Besigheim Gericht: Teurer Diebstahl im Sportstudio

Besigheim / HEIKE ROMMEL 17.06.2013
Wegen Diebstahls in besonders schwerem Fall wurde 21-Jähriger Jugendgericht zu einer Geldstrafe von 800 Euro verurteilt. Außerdem hat er sein Lehrstelle verloren.

Das Gericht sah es als erwiesen an, dass der Lehrling ab September 2011 immer wieder lange Finger gemacht hat. Wie viel Geld am Ende fehlte, konnte gar nicht mehr genau festgestellt werden, aber es handelte sich um Beträge zwischen 20 und 40 Euro. Angeklagt waren neun Einzelfälle, von denen sechs im Hinblick auf drei schwerwiegendere eingestellt wurden, weil sie sich auf das Strafmaß nicht groß ausgewirkt hätten.

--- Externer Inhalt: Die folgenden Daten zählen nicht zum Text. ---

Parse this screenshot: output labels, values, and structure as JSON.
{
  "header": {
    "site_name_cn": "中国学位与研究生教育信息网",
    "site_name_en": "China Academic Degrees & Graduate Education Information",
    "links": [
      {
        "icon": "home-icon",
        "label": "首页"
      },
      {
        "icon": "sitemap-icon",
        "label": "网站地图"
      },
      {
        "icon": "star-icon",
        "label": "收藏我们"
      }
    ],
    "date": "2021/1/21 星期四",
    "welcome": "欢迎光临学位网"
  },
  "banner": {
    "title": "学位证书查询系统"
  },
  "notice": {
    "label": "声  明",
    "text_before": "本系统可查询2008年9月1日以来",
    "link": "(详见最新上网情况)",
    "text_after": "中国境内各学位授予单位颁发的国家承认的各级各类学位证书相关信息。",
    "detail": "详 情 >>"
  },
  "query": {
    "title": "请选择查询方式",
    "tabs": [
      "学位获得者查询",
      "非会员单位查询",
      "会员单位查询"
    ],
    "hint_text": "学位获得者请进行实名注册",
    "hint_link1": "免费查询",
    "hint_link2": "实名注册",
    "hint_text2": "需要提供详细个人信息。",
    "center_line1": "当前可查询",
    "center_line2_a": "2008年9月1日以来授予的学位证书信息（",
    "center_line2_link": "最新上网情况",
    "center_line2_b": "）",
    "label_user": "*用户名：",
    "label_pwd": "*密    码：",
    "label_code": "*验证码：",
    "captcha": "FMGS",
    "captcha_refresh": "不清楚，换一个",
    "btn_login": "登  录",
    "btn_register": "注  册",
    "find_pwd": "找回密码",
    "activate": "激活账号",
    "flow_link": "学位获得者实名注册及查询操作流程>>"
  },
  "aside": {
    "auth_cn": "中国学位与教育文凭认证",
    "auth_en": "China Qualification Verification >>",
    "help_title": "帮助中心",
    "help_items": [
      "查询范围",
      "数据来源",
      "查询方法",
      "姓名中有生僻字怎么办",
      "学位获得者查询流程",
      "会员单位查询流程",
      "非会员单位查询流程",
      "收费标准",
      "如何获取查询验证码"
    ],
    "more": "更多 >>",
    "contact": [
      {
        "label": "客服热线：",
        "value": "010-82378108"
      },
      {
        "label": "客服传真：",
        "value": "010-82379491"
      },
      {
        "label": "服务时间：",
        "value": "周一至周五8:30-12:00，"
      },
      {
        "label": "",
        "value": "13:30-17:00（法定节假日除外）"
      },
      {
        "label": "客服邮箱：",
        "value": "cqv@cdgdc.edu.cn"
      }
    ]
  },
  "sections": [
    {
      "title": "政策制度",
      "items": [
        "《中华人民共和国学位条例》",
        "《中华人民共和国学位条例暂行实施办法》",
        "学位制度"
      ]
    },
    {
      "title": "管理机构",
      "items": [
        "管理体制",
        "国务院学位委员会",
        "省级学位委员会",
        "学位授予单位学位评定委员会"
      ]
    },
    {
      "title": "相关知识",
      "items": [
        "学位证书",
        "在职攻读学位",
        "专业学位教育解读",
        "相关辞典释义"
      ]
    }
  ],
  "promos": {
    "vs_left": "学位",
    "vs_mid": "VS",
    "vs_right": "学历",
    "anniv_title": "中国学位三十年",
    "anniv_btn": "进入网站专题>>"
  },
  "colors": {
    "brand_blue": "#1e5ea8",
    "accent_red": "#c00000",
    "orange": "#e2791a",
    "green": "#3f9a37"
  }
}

Der Angeklagte bestritt die Tatvorwürfe und erklärte: "Ich habe ein Jahr lang um meinen Ausbildungsplatz gekämpft. Den setze ich doch nicht aufs Spiel wegen zehn oder 20 Euro." Doch Zeugen sagten aus, er hätte mehrmals behauptet, er habe seinen Spindschlüssel verloren und bräuchte den Zentralschlüssel. Außerdem habe auch manchmal Geld in der Kasse gefehlt, wie die 56-jährige Büroleiterin berichtete. Auch ihre Kolleginnen sagten aus, nachdem sie die Kasse abends weggesperrt hätten, hätte am nächsten Morgen Geld gefehlt. Sehr lange nicht drauf gekommen, dass ihm Geld fehlt, war ein 74-jähriger Kunde des Sportstudios aus Besigheim. Zu Hause über dem Haushaltsbuch brütend, habe er sich nicht erklären können, warum im November und Dezember jeweils 200 Euro fehlen. Er habe nachgeforscht und dann vermutet, dass sie ihm aus seinem Spind im Sportstudio entwendet wurden. Denn dort habe er immer seinen Geldbeutel gehabt. Eines Tages hätten wieder 50 Euro gefehlt, erzählte der Rentner. Da habe er ein Schreiben in den Spind gelegt, der Lehrling solle sich melden. Junge Leute machten eben manchmal Fehler und man könne doch darüber reden. Als er wieder zu seinem Spind gekommen sei, habe das Papier anders da gelegen als vorher. "Ich hab ihn aber nicht angezeigt, denn ich habe ja keinen Beweis", beendete der Rentner seine Zeugenaussage.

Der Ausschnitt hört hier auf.